Clients are looking to work with fewer partners: Tarun Rai, Chairman and Group CEO, South Asia, Wunderman Thompson

Published: August 16, 2019 12:14:22 AM

With the merger we had set out to create a new agency breed — a creative, data and technology agency that can offer genuine end-to-end solutions to our clients.

Tarun Rai, Chairman & Group CEO, South Asia, Wunderman ThompsonTarun Rai, Chairman & Group CEO, South Asia, Wunderman Thompson

By Venkata Susmita Biswas

WPP’s CEO Mark Read’s “radical evolution” plan that sought to streamline agencies under the holding company saw the world’s oldest agency, JWT, merge with digital agency Wunderman late last year, to form Wunderman Thompson. Tarun Rai speaks to Venkata Susmita Biswas about the fragmented media landscape, the trend of irresponsible pitching, and more.

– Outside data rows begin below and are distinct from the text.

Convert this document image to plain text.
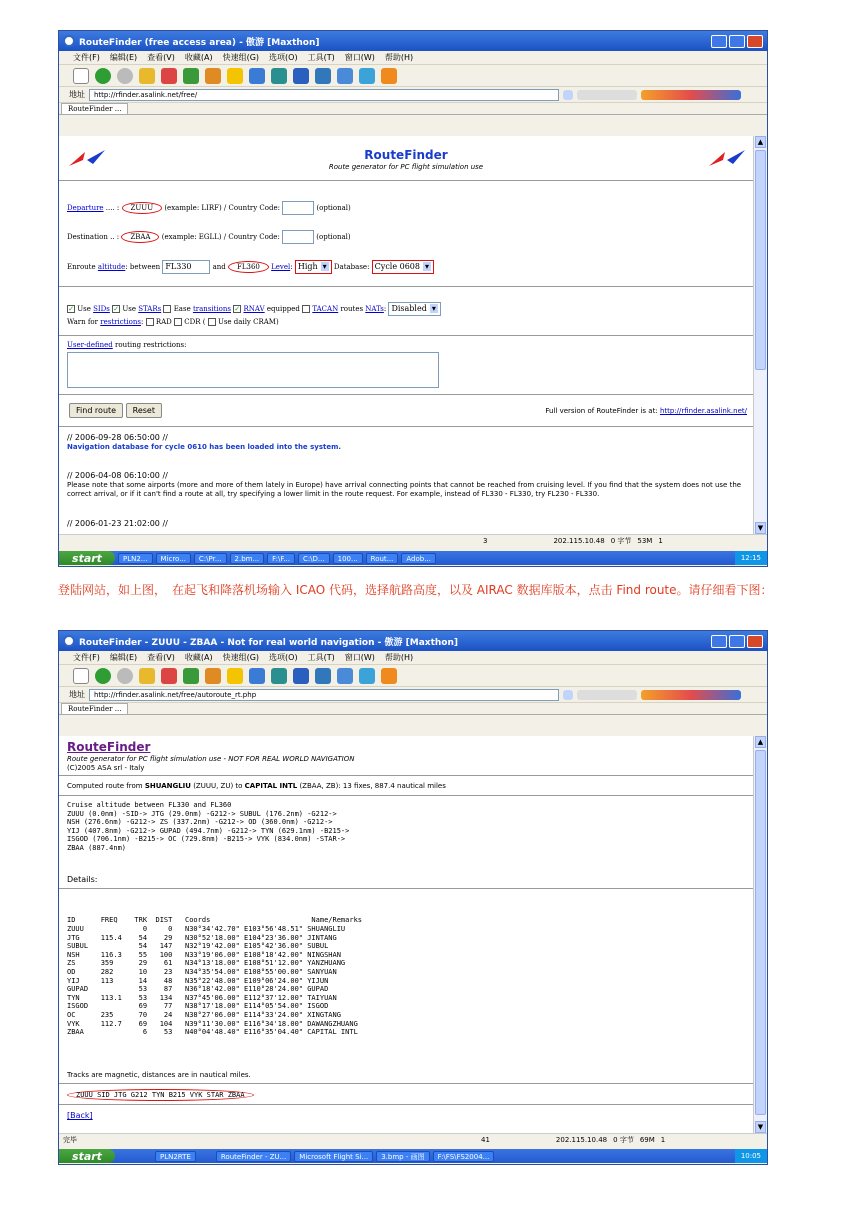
RouteFinder (free access area) - 傲游 [Maxthon]
文件(F) 编辑(E) 查看(V) 收藏(A) 快速组(G) 选项(O) 工具(T) 窗口(W) 帮助(H)
地址	http://rfinder.asalink.net/free/
RouteFinder ...
RouteFinder
Route generator for PC flight simulation use
Departure .... : ZUUU (example: LIRF) / Country Code:	(optional)
Destination .. : ZBAA (example: EGLL) / Country Code:	(optional)
Enroute altitude: between FL330	and FL360 Level: High ▾ Database: Cycle 0608 ▾
✓ Use SIDs ✓ Use STARs Ease transitions ✓ RNAV equipped TACAN routes NATs: Disabled ▾
Warn for restrictions:  RAD CDR ( Use daily CRAM)
User-defined routing restrictions:
Find route Reset	Full version of RouteFinder is at: http://rfinder.asalink.net/
// 2006-09-28 06:50:00 //
Navigation database for cycle 0610 has been loaded into the system.
// 2006-04-08 06:10:00 //
Please note that some airports (more and more of them lately in Europe) have arrival connecting points that cannot be reached from cruising level. If you find that the system does not use the correct arrival, or if it can't find a route at all, try specifying a lower limit in the route request. For example, instead of FL330 - FL330, try FL230 - FL330.
// 2006-01-23 21:02:00 //
▲
▼
3	202.115.10.48 0 字节 53M 1
start	PLN2...	Micro...	C:\Pr...	2.bm...	F:\F...	C:\D...	100...	Rout...	Adob...	12:15
登陆网站，如上图，　在起飞和降落机场输入 ICAO 代码，选择航路高度，以及 AIRAC 数据库版本，点击 Find route。请仔细看下图：
RouteFinder - ZUUU - ZBAA - Not for real world navigation - 傲游 [Maxthon]
文件(F) 编辑(E) 查看(V) 收藏(A) 快速组(G) 选项(O) 工具(T) 窗口(W) 帮助(H)
地址	http://rfinder.asalink.net/free/autoroute_rt.php
RouteFinder ...
RouteFinder
Route generator for PC flight simulation use - NOT FOR REAL WORLD NAVIGATION
(C)2005 ASA srl - Italy
Computed route from SHUANGLIU (ZUUU, ZU) to CAPITAL INTL (ZBAA, ZB): 13 fixes, 887.4 nautical miles
Cruise altitude between FL330 and FL360
ZUUU (0.0nm) -SID-> JTG (29.0nm) -G212-> SUBUL (176.2nm) -G212->
NSH (276.6nm) -G212-> ZS (337.2nm) -G212-> OD (360.0nm) -G212->
YIJ (407.8nm) -G212-> GUPAD (494.7nm) -G212-> TYN (629.1nm) -B215->
ISGOD (706.1nm) -B215-> OC (729.8nm) -B215-> VYK (834.0nm) -STAR->
ZBAA (887.4nm)
Details:
ID      FREQ    TRK  DIST   Coords                        Name/Remarks
ZUUU              0     0   N30°34'42.70" E103°56'48.51" SHUANGLIU
JTG     115.4    54    29   N30°52'18.00" E104°23'36.00" JINTANG
SUBUL            54   147   N32°19'42.00" E105°42'36.00" SUBUL
NSH     116.3    55   100   N33°19'06.00" E108°18'42.00" NINGSHAN
ZS      359      29    61   N34°13'18.00" E108°51'12.00" YANZHUANG
OD      282      10    23   N34°35'54.00" E108°55'00.00" SANYUAN
YIJ     113      14    48   N35°22'48.00" E109°06'24.00" YIJUN
GUPAD            53    87   N36°18'42.00" E110°28'24.00" GUPAD
TYN     113.1    53   134   N37°45'06.00" E112°37'12.00" TAIYUAN
ISGOD            69    77   N38°17'18.00" E114°05'54.00" ISGOD
OC      235      70    24   N38°27'06.00" E114°33'24.00" XINGTANG
VYK     112.7    69   104   N39°11'30.00" E116°34'18.00" DAWANGZHUANG
ZBAA              6    53   N40°04'48.40" E116°35'04.40" CAPITAL INTL
Tracks are magnetic, distances are in nautical miles.
ZUUU SID JTG G212 TYN B215 VYK STAR ZBAA
[Back]
▲
▼
完毕	41	202.115.10.48 0 字节 69M 1
start	PLN2RTE	RouteFinder - ZU...	Microsoft Flight Si...	3.bmp - 画图	F:\FS\FS2004...	10:05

How has your India set-up changed post the merger?
With the merger we had set out to create a new agency breed — a creative, data and technology agency that can offer genuine end-to-end solutions to our clients. Clients are spending a lot of their marketing budgets directly with platforms and content creators, and not through the agency. With Wunderman Thompson (WT), the capabilities on offer are through specialists who are experts in their fields. This allows for a truly ‘integrated’ solution. Therefore, we now have the ability to work more extensively with our clients. We can open up new revenue streams and get a larger share of our clients’ marcom spends, rather than just the advertising and communication spends.

As an industry, we are going through a phase of value erosion. But with WT, I expect better value recognition and appreciation.
How are you upskilling existing talent?
We first took stock of our existing capabilities through an online survey of all client-facing employees. We then used the findings to identify, prioritise, customise and create learning and development capsules for the region.

We are now working on running a Train the Trainer (T3) programme to equip the internal bank of subject matter experts with programme facilitation skills. We launched Wunderman Thompson Edge — a series of programmes that will upgrade their skills to stay relevant and ahead of the curve. As part of this initiative, around 700 client-facing employees across the group have gone through the Brand Custodian Program, which was specially curated by Facebook for WT employees in India.

Is it still the might of Thompson over Wunderman that wins clients in India? How big is the demand for an agency offering integrated solutions?
Thompson is certainly a more familiar name in South Asia than Wunderman. However, we have aggressively communicated what the new company, Wunderman Thompson, is all about, and most marketers are aware of this. We have approached clients with Wunderman’s capabilities in about 50-60% of our pitches, in cases when the client has been open to having an end-to-end solution. We work with close to 1,000 clients, all of which are on different stages of their digital transformation journey. When we talk to them about the capabilities that WT brings, they are keen on having an integrated solution under one agency umbrella.

Agencies are now competing against digital platforms, consultancies, content studios as well as film studios. What does the marketer want in this fragmented ecosystem?
With disruption in every sphere of marketing, the CMO has his hands full. With so many available platforms to communicate to consumers, the landscape is really cluttered. Coupled with this fact is the plethora of partners that have mushroomed everywhere, offering all kinds of ‘expertise’ and niche solutions. Increasingly, we find that clients are now looking to work with fewer partners — those that can help them navigate through the assortment of communication platforms.

Do marketers see agencies as respectable peers or just vendors?
It’s fair to say that the relationship agencies had with clients three decades ago has changed. In those days, the agency was the single window to all the communication needs of a client; including media buying. Clients are now dealing with so many partners; it would be naïve to hope for the same relationship. However, most of our clients have an excellent understanding of the value we bring to their businesses. For some, the relationship with the agency is more transactional. These are mostly new companies that are in a hurry to build valuations and do not, yet, differentiate between clever videos that give them a million likes and consistent communication that builds brands.

The incidence of pitches has been on the rise. As an agency, how do you tackle this?
The issue of irresponsible pitching has been around for many years. Yes, of late, marketers have become more fickle and the number of pitches has increased significantly. I am encouraging our people to do two things: first, pitch for new business from our existing clients; and second, while pitching for new clients, be very judicious. Learn to say no to those that appear to be sham pitches.